For MSB aligned data the position of the sign is fixed. However, for LSB aligned data the position of the sign, if any, depends on the sign extension policy. CBF-8 has two LSB policy alternatives: unsigned and twos-complement sign extended. With the unsigned policy no bit is negative. The first digit in a stream has a value between 0 and 63. All zeros preceding a value between 0 and 63 are therefore redundant and may be discarded. The following LSB aligned policies are unsigned.
- Unsigned Policies:
68 ?
Boolean policy
70 +
Unsigned integral value policy
71 @
Indexed element policy
72 *
Array dimension policy
The policy for signed integral data is the twos-complement sign extension policy.
- Twos-Complement Sign-Extended Policy:
69 -
Twos-complement sign-extended integral value policy
With this policy the most significant bit of the first digit has a negative weight of -32. Thus, first digit values between 0 and 31 are non-negative whereas the value 64 is subtracted from values in the range 32 to 63 to yield a value between -32 and -1. This means the digit z is the value -1. If the leading digit is a z and the successor digit is a digit between W and z, then the leading digit is redundant and may be discarded.
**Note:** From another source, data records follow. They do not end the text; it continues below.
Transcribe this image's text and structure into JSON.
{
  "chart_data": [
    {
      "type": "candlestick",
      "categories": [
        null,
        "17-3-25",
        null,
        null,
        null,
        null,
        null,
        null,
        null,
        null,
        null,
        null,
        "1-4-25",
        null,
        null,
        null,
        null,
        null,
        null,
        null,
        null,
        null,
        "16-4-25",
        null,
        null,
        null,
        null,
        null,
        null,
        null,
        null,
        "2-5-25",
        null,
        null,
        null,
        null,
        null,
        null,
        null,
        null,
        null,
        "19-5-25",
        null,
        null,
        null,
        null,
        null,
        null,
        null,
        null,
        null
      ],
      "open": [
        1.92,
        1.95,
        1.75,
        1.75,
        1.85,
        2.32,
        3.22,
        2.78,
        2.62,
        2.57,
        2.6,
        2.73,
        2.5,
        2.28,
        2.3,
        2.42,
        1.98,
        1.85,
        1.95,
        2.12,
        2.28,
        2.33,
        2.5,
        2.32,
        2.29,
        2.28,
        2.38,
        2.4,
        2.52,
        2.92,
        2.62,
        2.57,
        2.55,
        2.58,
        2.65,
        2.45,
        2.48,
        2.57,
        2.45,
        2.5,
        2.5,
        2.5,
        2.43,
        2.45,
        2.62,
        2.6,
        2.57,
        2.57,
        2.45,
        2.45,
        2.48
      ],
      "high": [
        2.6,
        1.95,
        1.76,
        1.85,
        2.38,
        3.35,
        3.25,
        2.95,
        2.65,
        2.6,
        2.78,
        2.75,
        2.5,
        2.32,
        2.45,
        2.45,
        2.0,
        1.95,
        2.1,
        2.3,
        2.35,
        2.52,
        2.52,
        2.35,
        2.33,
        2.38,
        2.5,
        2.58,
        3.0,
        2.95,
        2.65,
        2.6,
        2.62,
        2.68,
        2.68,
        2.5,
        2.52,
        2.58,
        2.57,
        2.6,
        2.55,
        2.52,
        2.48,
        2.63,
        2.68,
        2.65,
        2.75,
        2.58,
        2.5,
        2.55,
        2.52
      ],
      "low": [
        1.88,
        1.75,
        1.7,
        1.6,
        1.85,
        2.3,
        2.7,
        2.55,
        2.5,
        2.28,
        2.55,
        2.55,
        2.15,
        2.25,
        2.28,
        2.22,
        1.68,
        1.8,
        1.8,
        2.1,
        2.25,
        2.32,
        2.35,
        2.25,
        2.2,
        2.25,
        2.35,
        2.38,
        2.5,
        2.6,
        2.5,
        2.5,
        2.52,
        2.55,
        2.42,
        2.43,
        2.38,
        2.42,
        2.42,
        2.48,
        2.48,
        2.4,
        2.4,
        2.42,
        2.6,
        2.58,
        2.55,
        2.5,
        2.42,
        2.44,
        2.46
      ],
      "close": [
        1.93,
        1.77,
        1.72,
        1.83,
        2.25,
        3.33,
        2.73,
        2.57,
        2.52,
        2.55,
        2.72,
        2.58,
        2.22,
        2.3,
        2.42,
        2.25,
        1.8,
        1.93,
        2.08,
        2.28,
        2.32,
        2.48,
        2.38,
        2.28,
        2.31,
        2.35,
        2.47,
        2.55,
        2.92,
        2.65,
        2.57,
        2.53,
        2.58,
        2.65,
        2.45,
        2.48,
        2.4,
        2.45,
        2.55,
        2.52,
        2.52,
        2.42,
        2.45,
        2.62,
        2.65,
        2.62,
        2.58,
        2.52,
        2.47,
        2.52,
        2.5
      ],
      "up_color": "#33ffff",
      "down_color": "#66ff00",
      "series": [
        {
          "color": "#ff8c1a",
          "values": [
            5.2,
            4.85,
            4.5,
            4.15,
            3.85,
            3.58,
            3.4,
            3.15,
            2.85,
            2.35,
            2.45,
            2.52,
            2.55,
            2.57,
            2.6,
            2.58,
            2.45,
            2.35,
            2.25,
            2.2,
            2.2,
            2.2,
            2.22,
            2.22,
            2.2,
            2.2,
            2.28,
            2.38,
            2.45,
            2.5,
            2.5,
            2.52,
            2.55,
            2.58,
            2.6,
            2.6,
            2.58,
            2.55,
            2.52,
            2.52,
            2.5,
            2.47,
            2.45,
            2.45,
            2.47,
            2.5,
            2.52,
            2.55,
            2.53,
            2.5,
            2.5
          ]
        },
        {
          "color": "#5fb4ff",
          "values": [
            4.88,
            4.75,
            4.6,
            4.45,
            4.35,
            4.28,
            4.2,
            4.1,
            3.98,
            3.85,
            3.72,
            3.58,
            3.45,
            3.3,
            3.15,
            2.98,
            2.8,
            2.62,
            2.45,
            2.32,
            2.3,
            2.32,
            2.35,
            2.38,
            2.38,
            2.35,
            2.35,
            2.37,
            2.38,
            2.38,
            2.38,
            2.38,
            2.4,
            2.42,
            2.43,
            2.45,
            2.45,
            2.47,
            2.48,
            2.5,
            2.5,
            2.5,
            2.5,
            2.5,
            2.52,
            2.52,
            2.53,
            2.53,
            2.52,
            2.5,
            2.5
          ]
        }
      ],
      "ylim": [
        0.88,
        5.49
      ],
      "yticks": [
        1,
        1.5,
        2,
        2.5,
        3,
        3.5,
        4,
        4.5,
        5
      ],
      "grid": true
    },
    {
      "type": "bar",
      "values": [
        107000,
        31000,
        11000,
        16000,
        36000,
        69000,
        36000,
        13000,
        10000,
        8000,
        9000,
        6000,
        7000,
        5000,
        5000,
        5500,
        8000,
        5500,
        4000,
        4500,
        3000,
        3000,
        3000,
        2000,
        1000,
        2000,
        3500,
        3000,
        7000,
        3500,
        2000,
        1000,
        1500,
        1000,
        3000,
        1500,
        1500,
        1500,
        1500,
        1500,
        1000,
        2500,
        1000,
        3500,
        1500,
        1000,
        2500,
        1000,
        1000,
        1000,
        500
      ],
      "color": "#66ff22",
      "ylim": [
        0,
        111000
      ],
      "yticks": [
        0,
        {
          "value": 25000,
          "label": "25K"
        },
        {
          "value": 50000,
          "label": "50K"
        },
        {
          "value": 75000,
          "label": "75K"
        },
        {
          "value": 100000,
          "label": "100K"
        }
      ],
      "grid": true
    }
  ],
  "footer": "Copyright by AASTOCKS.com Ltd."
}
Similarly if the leading digit is 0 and the successor digit is a digit between 0 and V, then the leading 0 is redundant.
By discarding redundant digits, CBF-8 adapts the length of the byte stream to the size of the number. There is no byte, short, int, long
; there is only a stream of bytes where the stream length is the fewest number of base-64 digits that can hold the integral value.